ORIGINAL: sissylover22

having a man adore my feet when he is the dominant one is odd. My feet are the lowest part of my body, the dirtiest and having a man kiss and lick them is too close to worshipping my feet.

Maybe if your feet are that dirty, you need to wash them?  Some of us keep our feet clean, lotioned, and in good condition.  Evidently you don't?

quote:

ORIGINAL: DesFIP

You are being rude. You do not get to rule on who else is or is not dominant.

....do not attempt to tell everyone else in the world what to do. You don't have that right because the rest of us have not agreed to submit to your decision.


quote:

ORIGINAL: sissylover22

Are you always this sensitive and defensive.
........In my book, doms don't bow to their subs or kiss the feet of their subs.
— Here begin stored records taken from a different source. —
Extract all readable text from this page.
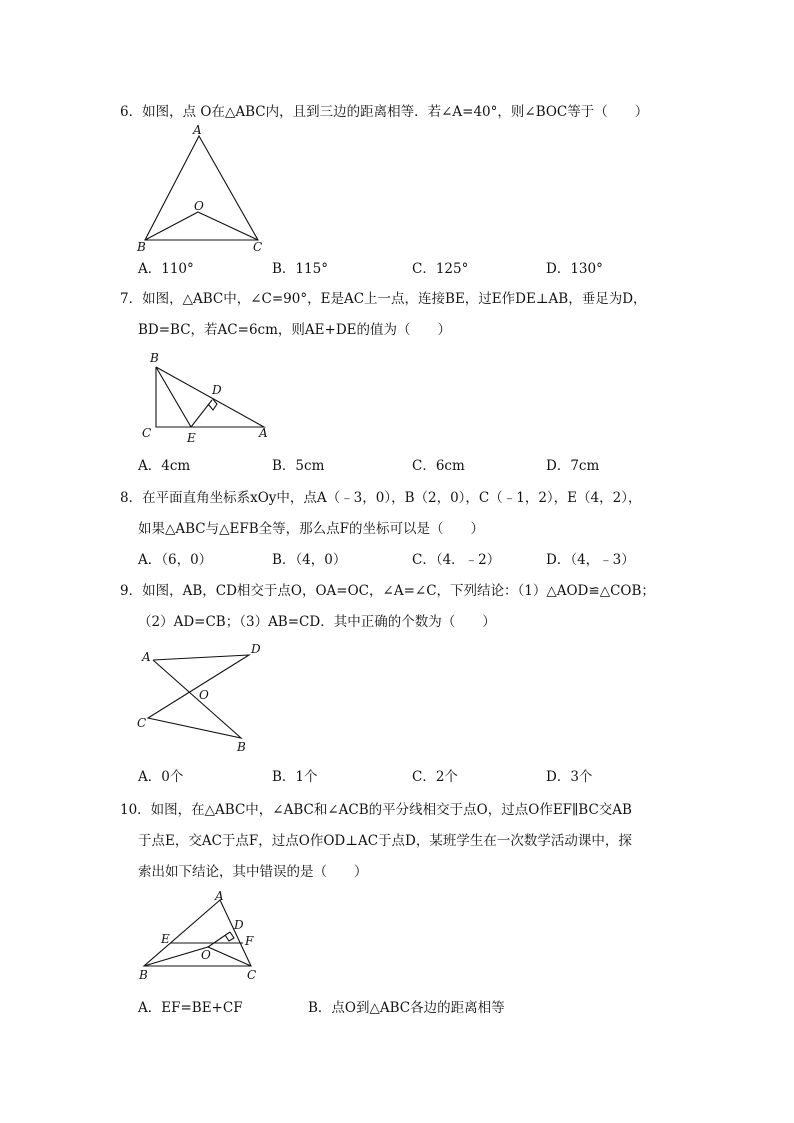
6．如图，点 O在△ABC内，且到三边的距离相等．若∠A=40°，则∠BOC等于（　　）
A
O
B	C
A．110°	B．115°	C．125°	D．130°
7．如图，△ABC中，∠C=90°，E是AC上一点，连接BE，过E作DE⊥AB，垂足为D，
BD=BC，若AC=6cm，则AE+DE的值为（　　）
B
D
C	E	A
A．4cm	B．5cm	C．6cm	D．7cm
8．在平面直角坐标系xOy中，点A（﹣3，0），B（2，0），C（﹣1，2），E（4，2），
如果△ABC与△EFB全等，那么点F的坐标可以是（　　）
A．（6，0）	B．（4，0）	C．（4．﹣2）	D．（4，﹣3）
9．如图，AB，CD相交于点O，OA=OC，∠A=∠C，下列结论：（1）△AOD≌△COB；
（2）AD=CB；（3）AB=CD．其中正确的个数为（　　）
A
D
O
C
B
A．0个	B．1个	C．2个	D．3个
10．如图，在△ABC中，∠ABC和∠ACB的平分线相交于点O，过点O作EF∥BC交AB
于点E，交AC于点F，过点O作OD⊥AC于点D，某班学生在一次数学活动课中，探
索出如下结论，其中错误的是（　　）
A
D
E	F
O
B	C
A．EF=BE+CF	B．点O到△ABC各边的距离相等
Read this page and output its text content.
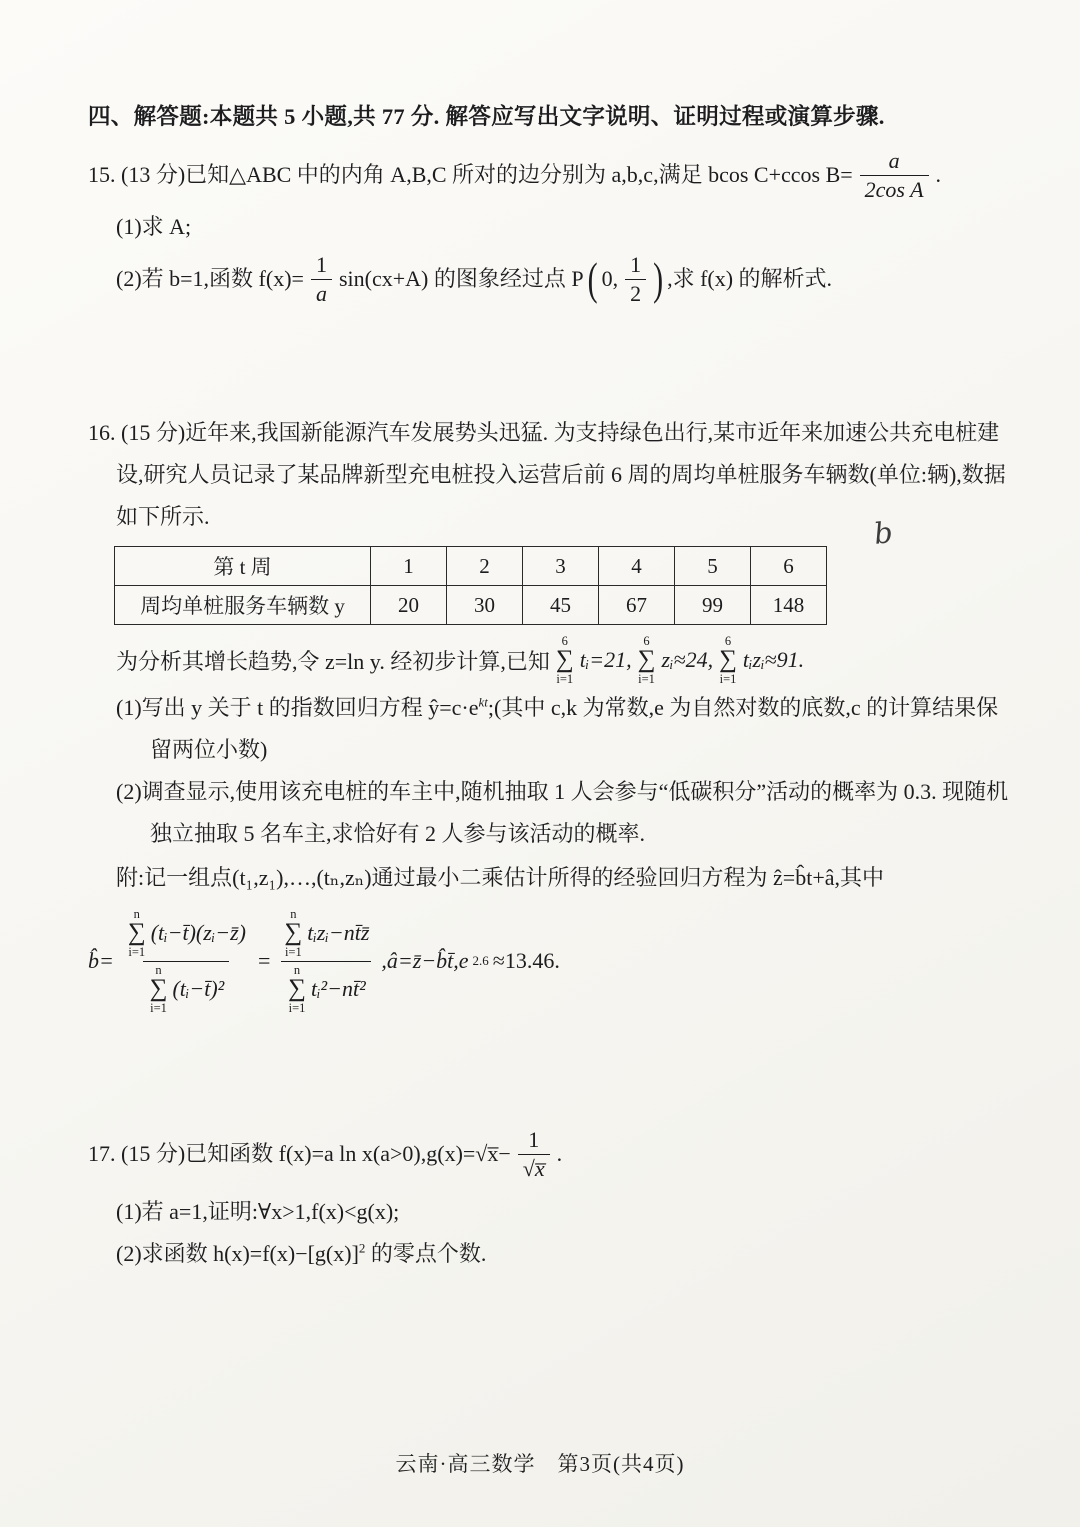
四、解答题:本题共 5 小题,共 77 分. 解答应写出文字说明、证明过程或演算步骤.
15. (13 分)已知△ABC 中的内角 A,B,C 所对的边分别为 a,b,c,满足 bcos C+ccos $B= \frac{a}{\text{2cos A}}$ .
(1)求 A;
(2)若 b=1,函数 $f(x)= \frac{1}{a} \sin(cx+A)$ 的图象经过点 P ( 0, $\frac{1}{2}$ ) ,求 f(x) 的解析式.
16. (15 分)近年来,我国新能源汽车发展势头迅猛. 为支持绿色出行,某市近年来加速公共充电桩建设,研究人员记录了某品牌新型充电桩投入运营后前 6 周的周均单桩服务车辆数(单位:辆),数据如下所示.
第 t 周	1	2	3	4	5	6
周均单桩服务车辆数 y	20	30	45	67	99	148
为分析其增长趋势,令 z=ln y. 经初步计算,已知
6
∑
i=1
tᵢ=21,
6
∑
i=1
zᵢ≈24,
6
∑
i=1
tᵢzᵢ≈91.
(1)写出 y 关于 t 的指数回归方程 $ŷ=c\cdot e^{kt}$;(其中 c,k 为常数,e 为自然对数的底数,c 的计算结果保留两位小数)
(2)调查显示,使用该充电桩的车主中,随机抽取 1 人会参与“低碳积分”活动的概率为 0.3. 现随机独立抽取 5 名车主,求恰好有 2 人参与该活动的概率.
附:记一组点(t₁,z₁),…,(tₙ,zₙ)通过最小二乘估计所得的经验回归方程为 ẑ=b̂t+â,其中
b̂=
n
∑
i=1
(tᵢ−t̄)(zᵢ−z̄)
n
∑
i=1
(tᵢ−t̄)²
=
n
∑
i=1
tᵢzᵢ−nt̄z̄
n
∑
i=1
tᵢ²−nt̄²
,â=z̄−b̂t̄,e 2.6 ≈13.46.
17. (15 分)已知函数 f(x)=a ln x(a>0),g(x)=√x̅− $\frac{1}{√x̅}$ .
(1)若 a=1,证明:∀x>1,f(x)<g(x);
(2)求函数 $h(x)=f(x)-[g(x)]^2$ 的零点个数.
b
云南·高三数学　第3页(共4页)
I agree with Des.  She is not being sensitive and defensive.  No one else gets to tell a Dominant how to be Dominant.  Maybe in YOUR book those things don't happen, but if Dominant chooses to do them whether or not the sub/slave wants them, then they are a Dominant act.  No one - you, me, or anyone else - will tell my Sir how to Dominate.  We don't all choose to read your book.  My book says a Dom/me gets to do whatever the hell He/She wants to, within the agreed limits of the relationship.  [:D]




DesFIP -> RE: Foot worshipping Dom (10/5/2009 8:19:08 PM)

Besides maybe if he would stop telling dominants how they had to do it, he might even find one.